NB: I am being extremely generous in saying ‘one of the six areas’. Fellow remainers will dispute this, I know. I say this purely to move the debate past this point, and not because I believe that Leave has adequately articulated real ‘business problems’.
Why we need EURef2
I hope that the above material convinces you that the question asked of the public in June ‘16 was unfair – that question was completely meaningless as there was insufficient information available to make an irrevocable commitment to Brexit. And that, as it turns out, was exactly what we were being asked to make (although the irrevocablity was of itself unclear at the time).

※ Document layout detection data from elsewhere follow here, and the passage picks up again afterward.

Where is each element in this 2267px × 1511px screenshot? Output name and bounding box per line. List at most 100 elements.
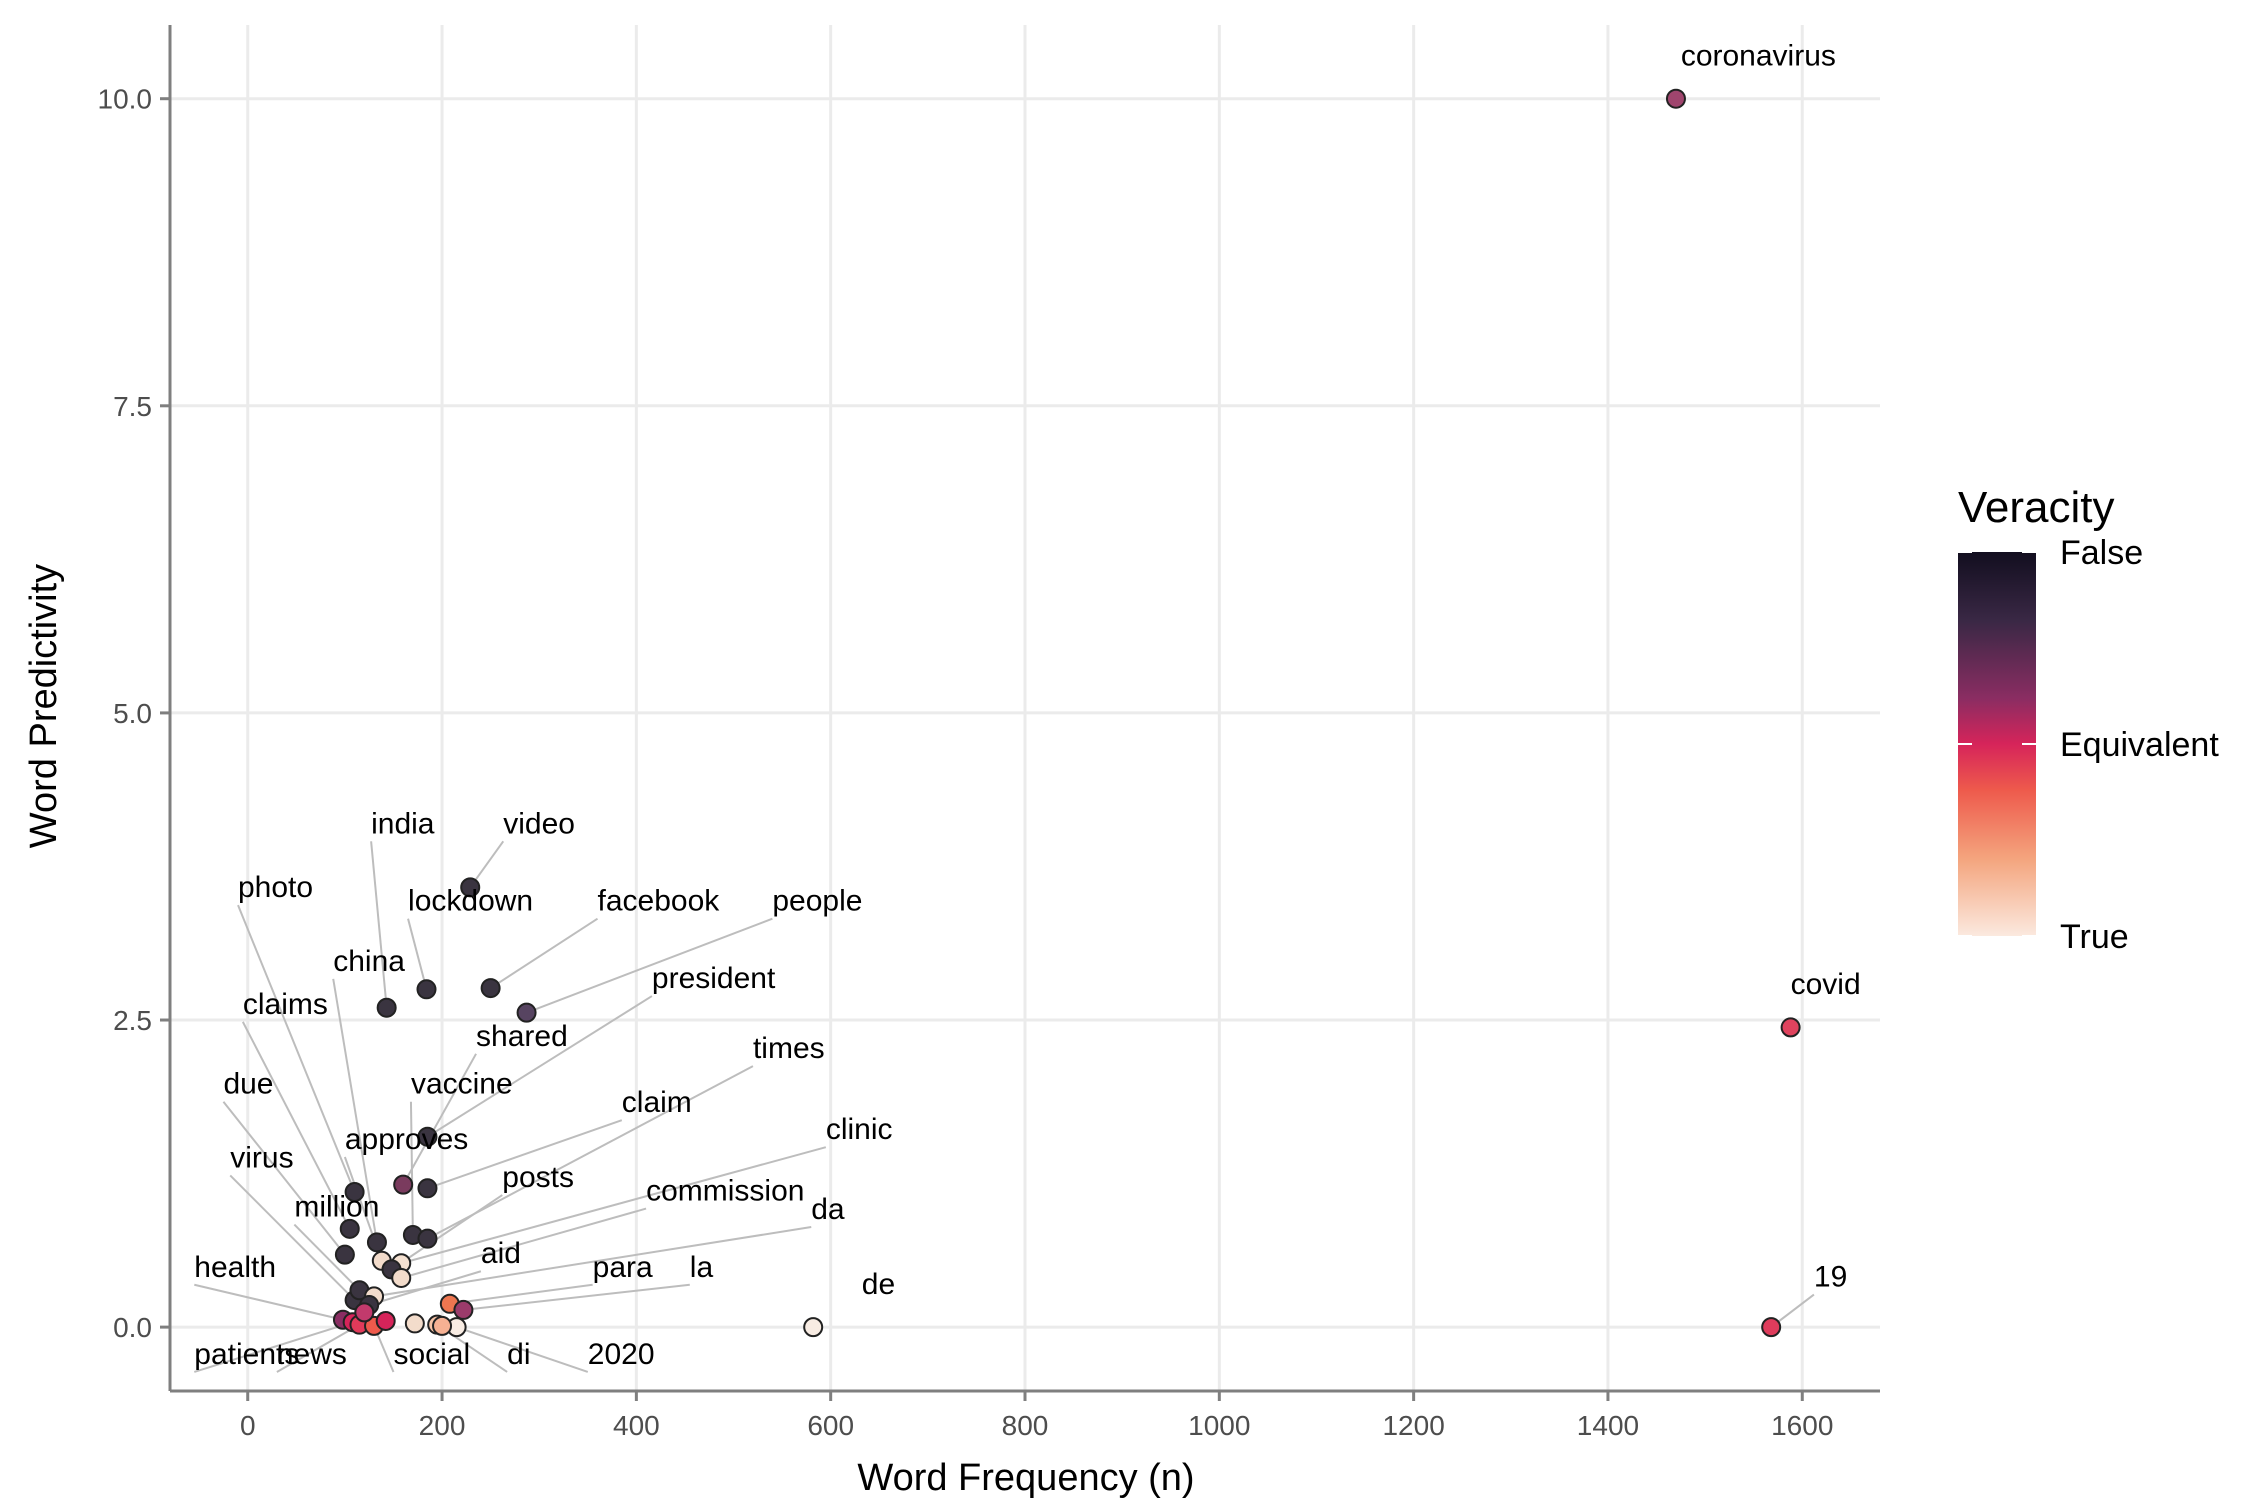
leader-line [368, 1270, 482, 1306]
point-label-health: health [194, 1251, 276, 1284]
point-label-facebook: facebook [598, 885, 721, 918]
leader-line [194, 1283, 344, 1321]
point-label-posts: posts [502, 1161, 574, 1194]
data-point-claim [417, 1178, 438, 1199]
x-tick-label: 1400 [1577, 1410, 1639, 1441]
point-label-vaccine: vaccine [411, 1068, 513, 1101]
point-label-commission: commission [646, 1175, 804, 1208]
data-point-covid [1780, 1017, 1801, 1038]
point-label-approves: approves [345, 1123, 468, 1156]
data-point-due [334, 1244, 355, 1265]
x-tick-label: 200 [419, 1410, 466, 1441]
data-point [354, 1302, 375, 1323]
data-point-people [516, 1002, 537, 1023]
point-label-president: president [652, 962, 776, 995]
grid-lines [170, 25, 1880, 1391]
data-point-la [453, 1299, 474, 1320]
leader-line [193, 1321, 353, 1373]
point-label-claims: claims [243, 988, 328, 1021]
leader-line [332, 978, 378, 1243]
point-label-million: million [294, 1191, 379, 1224]
y-tick-label: 0.0 [113, 1312, 152, 1343]
data-point-claims [339, 1218, 360, 1239]
y-tick-label: 7.5 [113, 391, 152, 422]
point-label-photo: photo [238, 871, 313, 904]
leader-line [400, 1207, 647, 1279]
legend-title: Veracity [1958, 483, 2115, 532]
point-label-india: india [371, 807, 435, 840]
data-points [332, 88, 1801, 1338]
leader-line [276, 1323, 360, 1373]
x-axis-title: Word Frequency (n) [857, 1457, 1194, 1499]
leader-line [402, 1053, 477, 1186]
y-tick-label: 5.0 [113, 698, 152, 729]
point-label-shared: shared [476, 1020, 568, 1053]
x-tick-label: 1600 [1771, 1410, 1833, 1441]
leader-line [409, 1101, 414, 1236]
point-label-2020: 2020 [588, 1338, 655, 1371]
leader-line [373, 1226, 812, 1298]
y-axis-title: Word Predictivity [23, 564, 65, 848]
data-point-de [803, 1317, 824, 1338]
y-tick-label: 2.5 [113, 1005, 152, 1036]
leader-line [241, 1021, 351, 1230]
point-label-people: people [772, 885, 862, 918]
data-point-times [417, 1228, 438, 1249]
point-label-da: da [811, 1193, 845, 1226]
point-label-clinic: clinic [826, 1113, 893, 1146]
leader-line [490, 917, 599, 989]
data-point [432, 1315, 453, 1336]
data-point-commission [391, 1267, 412, 1288]
ticks: 0 200 400 600 800 1000 1200 1400 1600 0.0 2.5 5.0 7.… [98, 84, 1834, 1441]
point-label-19: 19 [1814, 1261, 1847, 1294]
data-point-lockdown [416, 979, 437, 1000]
leader-line [229, 1174, 356, 1301]
data-point-president [417, 1126, 438, 1147]
data-point [404, 1313, 425, 1334]
x-tick-label: 1000 [1188, 1410, 1250, 1441]
point-label-virus: virus [230, 1141, 293, 1174]
point-label-para: para [593, 1251, 653, 1284]
leader-line [427, 1119, 623, 1190]
leader-line [526, 917, 773, 1014]
point-label-china: china [333, 945, 405, 978]
data-point-video [460, 877, 481, 898]
data-point-india [376, 997, 397, 1018]
legend: Veracity False Equivalent True [1958, 483, 2219, 956]
legend-label-false: False [2060, 534, 2143, 572]
data-point-coronavirus [1665, 88, 1686, 109]
point-label-times: times [753, 1032, 825, 1065]
point-label-la: la [690, 1251, 714, 1284]
leader-line [237, 904, 356, 1193]
legend-label-true: True [2060, 918, 2129, 956]
leader-line [449, 1283, 593, 1305]
legend-label-equivalent: Equivalent [2060, 726, 2219, 764]
x-tick-label: 1200 [1382, 1410, 1444, 1441]
x-tick-label: 800 [1002, 1410, 1049, 1441]
point-label-due: due [223, 1068, 273, 1101]
point-label-patients: patients [194, 1338, 299, 1371]
point-label-de: de [862, 1268, 895, 1301]
point-label-news: news [277, 1338, 347, 1371]
data-point-photo [344, 1181, 365, 1202]
point-labels: coronavirus covid 19 de video india lockdown fa… [194, 40, 1860, 1371]
leader-line [390, 1194, 503, 1271]
data-point [375, 1310, 396, 1331]
x-tick-label: 400 [613, 1410, 660, 1441]
data-point-19 [1761, 1317, 1782, 1338]
data-point-shared [393, 1174, 414, 1195]
point-label-claim: claim [622, 1086, 692, 1119]
point-label-di: di [507, 1338, 530, 1371]
point-label-coronavirus: coronavirus [1681, 40, 1836, 73]
leader-line [407, 918, 428, 990]
label-leader-lines [193, 840, 1815, 1373]
leader-line [426, 995, 653, 1138]
data-point-china [366, 1232, 387, 1253]
x-tick-label: 0 [240, 1410, 256, 1441]
point-label-lockdown: lockdown [408, 885, 533, 918]
leader-line [400, 1146, 827, 1265]
point-label-aid: aid [481, 1237, 521, 1270]
x-tick-label: 600 [807, 1410, 854, 1441]
y-tick-label: 10.0 [98, 84, 153, 115]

This leads to the other key reason that we need EURef2: it is apparent that the government has abdicated its legal responsibility to act in the best interest of the country. The continual repetition of the phrase ‘Brexit means Brexit’ is illuminating and exposes the government’s thinking. ie. We will proceed with Brexit as it is ‘the will of the people’ regardless of the nature of the deal we get from the EU and regardless of whatever mayhem we may unleash in our own economy and society.
The government is legally obliged to act in the best interest of the nation, and should therefore act in the same way as the board of a company: thus terminating the Brexit initiative if it fails to make sense in terms of its aims, benefits, risks, costs etc. The noises the government is currently making do not imply that it is intending to carry out its legal duty.
It is therefore clear that, if the government is unwilling to perform this essential governance function, it is crucial that the question must again be put to the electorate, once sufficient information is available to make that informed choice.
See: The Code of Conduct for Members of Parliament paragraph III 5 applies.
If you feel motivated to help the UK public get a further referendum on Brexit, then please read this article: How do we get EURef2?
A reminder about this decision
It should not need saying, but I think many voters forgot this fact in June 16: this decision will affect the UK for many years. It’s not like electing a government, which will (perhaps after inflicting limited damage) be consigned to opposition after 5 year – this is a long-term choice and one with which we will all need to live. And the younger you are, the longer you will need to live with it.